Among the theories needed to bridge machine and human intelligence, the Ising model has proven useful for capturing mesoscopic neuronal interactions by simplifying their activity to binary decisions. In this model, neural states representing stable memories may be organized into an “energy” landscape with local and global minima. The transient neural dynamics required to reach these states are classically understood as gradient descents, like a ball going downhill (see Fig. 1c). However, insights from the statistical physics of spin glasses, awarded the Nobel prize in Physics this past year, predict that the energy landscape is "rough” with many local minima that tend to prevent gradient descent dynamics to efficiently achieve transitions to lower energy states. These local minima place limitations on the computational power of Ising models, since finding lower energy states is equivalent to hard combinatorial optimization problems that even supercomputers cannot easily solve rapidly (Fig. 1a).

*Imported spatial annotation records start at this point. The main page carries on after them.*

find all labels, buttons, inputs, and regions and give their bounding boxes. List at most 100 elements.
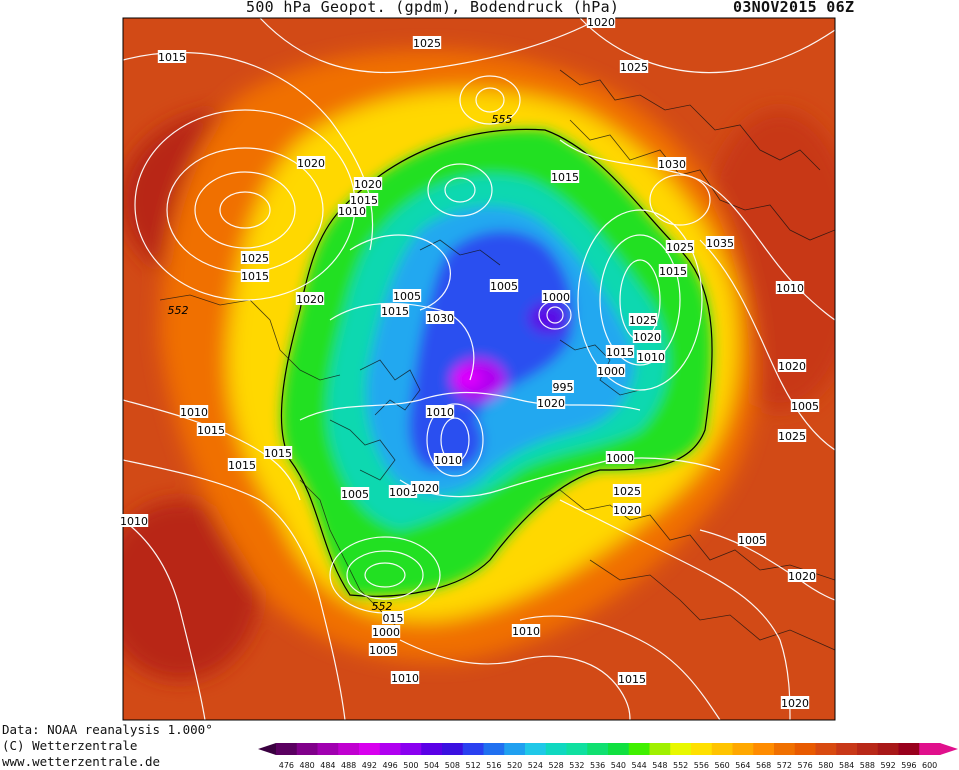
- isobar-label-text: 1010: [512, 625, 540, 638]
- isobar: [329, 302, 475, 381]
- isobar-label: 1035: [705, 236, 735, 250]
- chart-date: 03NOV2015 06Z: [733, 0, 855, 16]
- coastline: [359, 359, 421, 416]
- isobar-label-text: 1005: [791, 400, 819, 413]
- isobar-label-text: 1035: [706, 237, 734, 250]
- isobar-label-text: 1005: [738, 534, 766, 547]
- isobar-label: 1005: [489, 279, 519, 293]
- isobar-label-text: 1015: [606, 346, 634, 359]
- isobar-label-bg: [790, 399, 820, 412]
- isobar-label: 1015: [227, 458, 257, 472]
- isobar-label-text: 1020: [537, 397, 565, 410]
- isobar-label-bg: [295, 292, 325, 305]
- isobar-label: 1005: [368, 643, 398, 657]
- isobar-label-text: 1020: [778, 360, 806, 373]
- isobar-label: 1010: [511, 624, 541, 638]
- isobar-label-bg: [240, 251, 270, 264]
- legend-swatch: [857, 743, 879, 755]
- isobar-label-bg: [612, 503, 642, 516]
- isobar-label: 1005: [388, 485, 418, 499]
- isobar-label-text: 1015: [381, 305, 409, 318]
- isobar-label-text: 1005: [341, 488, 369, 501]
- isobar-label-bg: [489, 279, 519, 292]
- coastline: [559, 339, 641, 396]
- isobar-label-bg: [705, 236, 735, 249]
- legend-tick-label: 580: [818, 761, 833, 770]
- isobar-label-bg: [340, 487, 370, 500]
- legend-tick-label: 572: [777, 761, 792, 770]
- color-legend: 476 480 484 488 492 496 500 504 508 512 516 520 524 5…: [258, 743, 958, 770]
- legend-swatch: [774, 743, 796, 755]
- isobar-label-text: 1020: [354, 178, 382, 191]
- isobar-label: 1030: [657, 157, 687, 171]
- isobar-label-text: 1025: [613, 485, 641, 498]
- isobar-label-bg: [412, 36, 442, 49]
- isobar-label-text: 1020: [633, 331, 661, 344]
- coastline: [539, 489, 835, 581]
- isobar-label-text: 1010: [180, 406, 208, 419]
- isobar-label: 1020: [780, 696, 810, 710]
- isobar-label-bg: [657, 157, 687, 170]
- isobar-label: 1015: [658, 264, 688, 278]
- isobar-label: 1020: [632, 330, 662, 344]
- website-link[interactable]: www.wetterzentrale.de: [2, 754, 161, 769]
- isobar-label-bg: [349, 193, 379, 206]
- legend-swatch: [462, 743, 484, 755]
- contour-label: 552: [168, 304, 189, 317]
- legend-tick-label: 484: [320, 761, 335, 770]
- isobar-label-bg: [777, 429, 807, 442]
- coastline: [329, 419, 396, 481]
- isobar: [399, 457, 721, 498]
- isobar-label-text: 1005: [389, 486, 417, 499]
- contour-labels-layer: 555 552 552: [168, 113, 513, 613]
- isobar-label-text: 1015: [659, 265, 687, 278]
- legend-tick-label: 516: [486, 761, 501, 770]
- isobar-label-bg: [541, 290, 571, 303]
- isobar-label-bg: [119, 514, 149, 527]
- isobar: [577, 209, 703, 391]
- isobar-label: 1015: [617, 672, 647, 686]
- isobar-label-bg: [433, 453, 463, 466]
- legend-tick-label: 492: [362, 761, 377, 770]
- isobar: [579, 18, 835, 74]
- isobar: [399, 639, 631, 720]
- isobar-label-text: 1025: [620, 61, 648, 74]
- isobar-label: 1020: [536, 396, 566, 410]
- isobar: [459, 75, 521, 125]
- isobar-label: 1015: [263, 446, 293, 460]
- legend-tick-label: 592: [880, 761, 895, 770]
- isobar-label-text: 1015: [241, 270, 269, 283]
- legend-swatch: [794, 743, 816, 755]
- isobar-label-bg: [157, 50, 187, 63]
- isobar: [349, 234, 451, 311]
- legend-swatch: [545, 743, 567, 755]
- legend-tick-label: 508: [445, 761, 460, 770]
- isobar-label: 1020: [296, 156, 326, 170]
- legend-tick-label: 596: [901, 761, 916, 770]
- isobar-label: 1025: [412, 36, 442, 50]
- isobar-label-bg: [227, 458, 257, 471]
- isobar-label: 1010: [179, 405, 209, 419]
- isobar-label: 1005: [737, 533, 767, 547]
- footer-credits: Data: NOAA reanalysis 1.000° (C) Wetterz…: [2, 722, 213, 770]
- isobar: [123, 519, 206, 720]
- legend-swatch: [649, 743, 671, 755]
- isobar: [364, 562, 406, 588]
- isobar: [299, 391, 641, 421]
- isobar-label-bg: [390, 671, 420, 684]
- isobar-label: 1005: [392, 289, 422, 303]
- isobar-label: 1025: [240, 251, 270, 265]
- isobar-label-bg: [586, 15, 616, 28]
- coastline: [419, 239, 501, 266]
- map-frame: [122, 17, 836, 721]
- legend-swatch: [442, 743, 464, 755]
- isobar-label: 1000: [605, 451, 635, 465]
- isobar-label-text: 1025: [241, 252, 269, 265]
- isobar-label-text: 1000: [606, 452, 634, 465]
- isobar-label-text: 1025: [629, 314, 657, 327]
- isobar: [559, 139, 835, 321]
- legend-tick-label: 560: [714, 761, 729, 770]
- legend-tick-label: 576: [797, 761, 812, 770]
- isobar-label-text: 1020: [296, 293, 324, 306]
- legend-swatch: [525, 743, 547, 755]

In groundbreaking work published in the journal Communications Physics, Project Associate Professor Timothee Leleu and Professor Kazuyuki Aihara at The University of Tokyo International Research Center for Neurointelligence(WPI-IRCN), in collaboration with collaborators at Institute of Industrial Science, The University of Tokyo, the University of Bordeaux (France), and the Massachusetts Institute of Technology (USA) demonstrate that lower energy states can be reached much faster with non-relaxational dynamics involving the destabilization of nontrivial attractors in a recurrent neural network. The key to this approach is a scheme called chaotic amplitude control that operates through the heuristic modulation of target “amplitudes” of activity (see Fig. 1d). Importantly, this method exhibits improved scaling of time to reach global minima, suggesting that such neural networks could, in principle, solve difficult combinatorial optimization problems. Conventional computers cannot easily solve these problems, so the authors developed a neuromorphic computing system (see Fig. 1b) using a field programmable array to solve problems with improved scaling.

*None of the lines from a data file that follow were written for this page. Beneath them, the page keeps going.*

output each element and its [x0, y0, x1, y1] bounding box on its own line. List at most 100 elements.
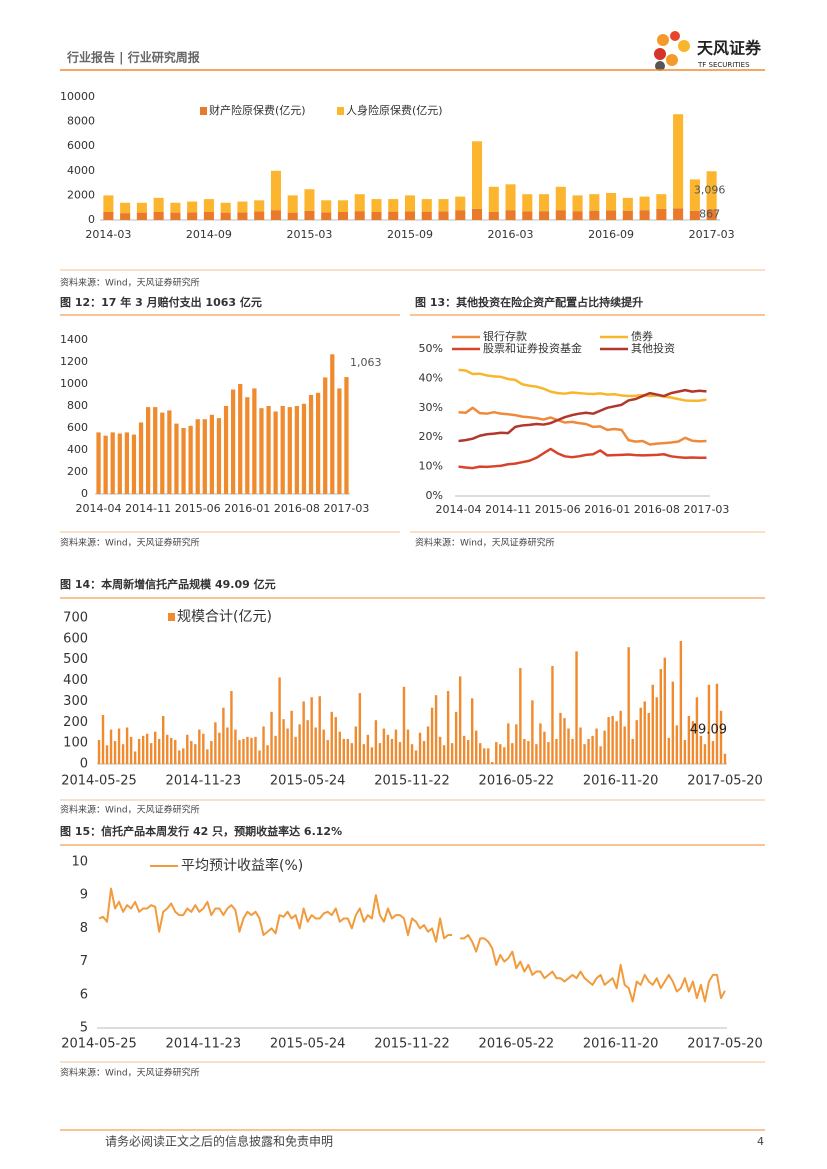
bar	[572, 195, 583, 212]
bar	[166, 734, 169, 764]
legend-label: 财产险原保费(亿元)	[209, 103, 306, 117]
bar	[129, 736, 133, 764]
bar	[270, 711, 273, 764]
bar	[639, 210, 650, 220]
bar	[706, 209, 717, 220]
bar	[388, 199, 399, 212]
bar	[133, 751, 137, 764]
bar	[302, 701, 305, 764]
bar	[378, 743, 382, 764]
bar	[555, 210, 566, 220]
source-note: 资料来源：Wind，天风证券研究所	[415, 537, 555, 549]
legend-label: 银行存款	[483, 329, 527, 343]
bar	[622, 197, 633, 211]
bar	[290, 710, 293, 764]
x-tick-label: 2016-01	[224, 502, 270, 515]
bar	[515, 724, 518, 764]
bar	[450, 743, 454, 764]
bar	[103, 212, 114, 220]
x-tick-label: 2017-03	[683, 503, 729, 516]
y-tick-label: 200	[67, 465, 88, 478]
bar	[170, 212, 181, 220]
y-tick-label: 0	[88, 213, 95, 226]
bar	[455, 196, 466, 211]
bar	[623, 726, 626, 764]
bar	[323, 377, 328, 494]
logo-petal	[666, 54, 678, 66]
bar	[402, 686, 406, 764]
bar	[430, 707, 434, 764]
y-tick-label: 6	[80, 987, 88, 1002]
logo-petal	[654, 48, 666, 60]
bar	[136, 202, 147, 213]
bar	[631, 738, 634, 764]
logo: 天风证券 TF SECURITIES	[654, 31, 762, 71]
bar	[519, 668, 522, 764]
bar	[539, 211, 550, 220]
bar	[455, 210, 466, 220]
x-tick-label: 2015-11-22	[374, 1037, 450, 1052]
data-label: 867	[699, 208, 720, 221]
bar	[318, 696, 321, 764]
bar	[252, 388, 257, 494]
y-tick-label: 800	[67, 399, 88, 412]
x-tick-label: 2014-05-25	[61, 774, 137, 789]
bar	[673, 208, 684, 220]
x-tick-label: 2017-05-20	[687, 774, 763, 789]
bar	[350, 743, 354, 764]
bar	[507, 723, 510, 764]
y-tick-label: 1400	[60, 333, 88, 346]
bar	[362, 744, 366, 764]
y-tick-label: 6000	[67, 139, 95, 152]
bar	[446, 691, 450, 764]
bar	[294, 736, 297, 764]
bar	[579, 727, 582, 764]
x-tick-label: 2014-04	[436, 503, 482, 516]
bar	[699, 735, 703, 764]
bar	[572, 211, 583, 220]
source-note: 资料来源：Wind，天风证券研究所	[60, 804, 200, 816]
bar	[230, 691, 233, 764]
bar	[555, 186, 566, 211]
bar	[354, 211, 365, 220]
bar	[113, 741, 117, 764]
x-tick-label: 2014-04	[76, 502, 122, 515]
bar	[117, 433, 122, 494]
bar	[591, 735, 594, 764]
bar	[342, 738, 345, 764]
y-tick-label: 8	[80, 921, 88, 936]
x-tick-label: 2015-03	[286, 228, 332, 241]
x-tick-label: 2015-06	[535, 503, 581, 516]
bar	[589, 210, 600, 220]
bar	[220, 212, 231, 220]
bar	[689, 210, 700, 220]
bar	[266, 745, 269, 764]
bar	[462, 735, 466, 764]
bar	[615, 721, 618, 764]
bar	[531, 700, 534, 764]
x-tick-label: 2017-03	[689, 228, 735, 241]
bar	[606, 192, 617, 211]
bar	[547, 742, 550, 764]
x-tick-label: 2016-11-20	[583, 1037, 659, 1052]
bar	[707, 684, 711, 764]
bar	[314, 727, 317, 764]
bar	[358, 693, 362, 764]
y-tick-label: 700	[63, 611, 88, 626]
bar	[683, 740, 687, 764]
legend-label: 其他投资	[631, 341, 675, 355]
bar	[627, 647, 630, 764]
bar	[438, 736, 442, 764]
bar	[125, 727, 129, 764]
bar	[606, 210, 617, 220]
x-tick-label: 2015-06	[175, 502, 221, 515]
bar	[679, 640, 683, 764]
x-tick-label: 2016-09	[588, 228, 634, 241]
bar	[703, 744, 707, 764]
y-tick-label: 8000	[67, 115, 95, 128]
bar	[571, 738, 574, 764]
bar	[103, 195, 114, 213]
bar	[635, 720, 638, 764]
x-tick-label: 2015-11-22	[374, 774, 450, 789]
bar	[245, 397, 250, 494]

The instantiation of non-relaxational dynamics may facilitate the development of new Ising machines with greater speed and efficiency in problem solving. In complex biological systems like the human brain, chaotic amplitude control might help to facilitate cognition in tasks that are combinatorial such as image segmentation or complex decision making. Project Associate Professor Leleu and the team will pursue further solutions and enhancements in high performance combinatorial optimization via a collaboration between the IRCN and NTT Research.

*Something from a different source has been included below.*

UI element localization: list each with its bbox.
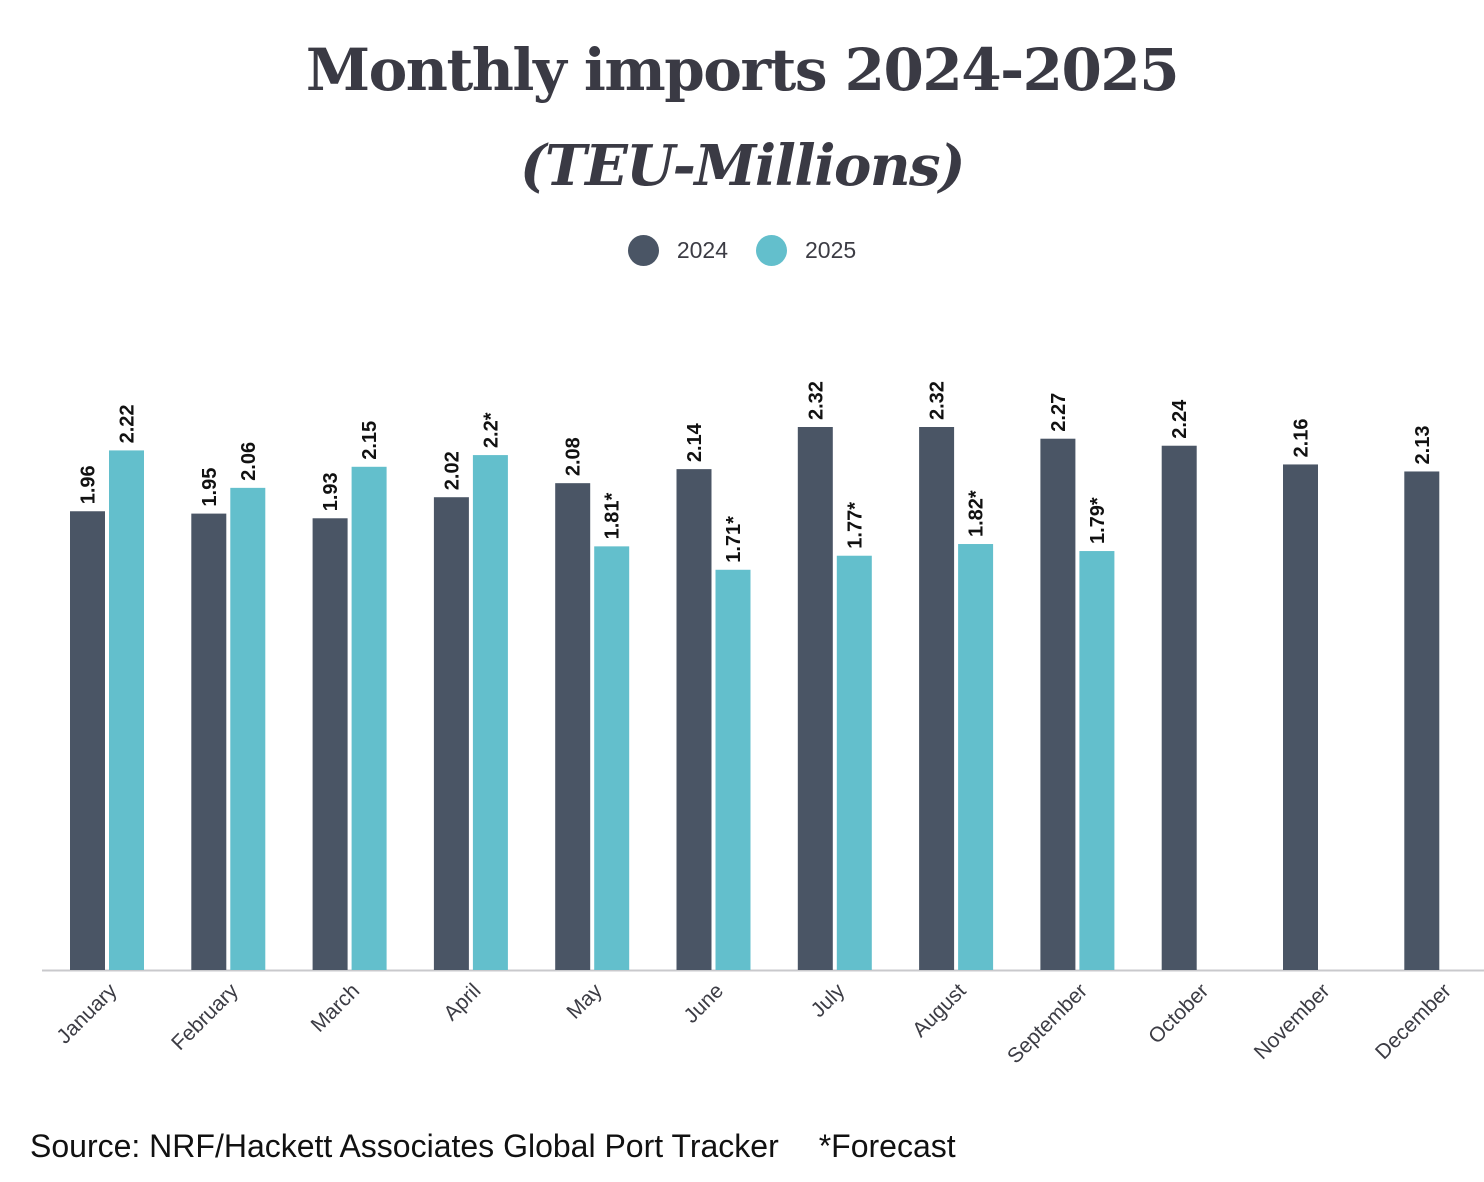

Reference: Leleu, T., Khoyratee, F., Levi, T., Hamerly, R., Kohno, T. and Aihara, K., Scaling advantage of chaotic amplitude control for high-performance combinatorial optimization. Communications Physics, 4(1), pp.1-10, 2021
The link to the article is as follows: .https://www.nature.com/articles/s42005-021-00768-0
Media Contact: The authors are available for interviews in English.

 


Figure 1. Schematic representation of (a) conventional central processing unit (CPU) and separate memory with the von Neumann bottleneck problem and (b) the proposed neuromorphic chip for combinatorial optimization. Schema of dynamics in analog state-space of algorithms based on (c) annealing on a potential function shown at different times and (d) a trajectory of proposed chaotic amplitude control scheme shown by the gray curve with an arrow.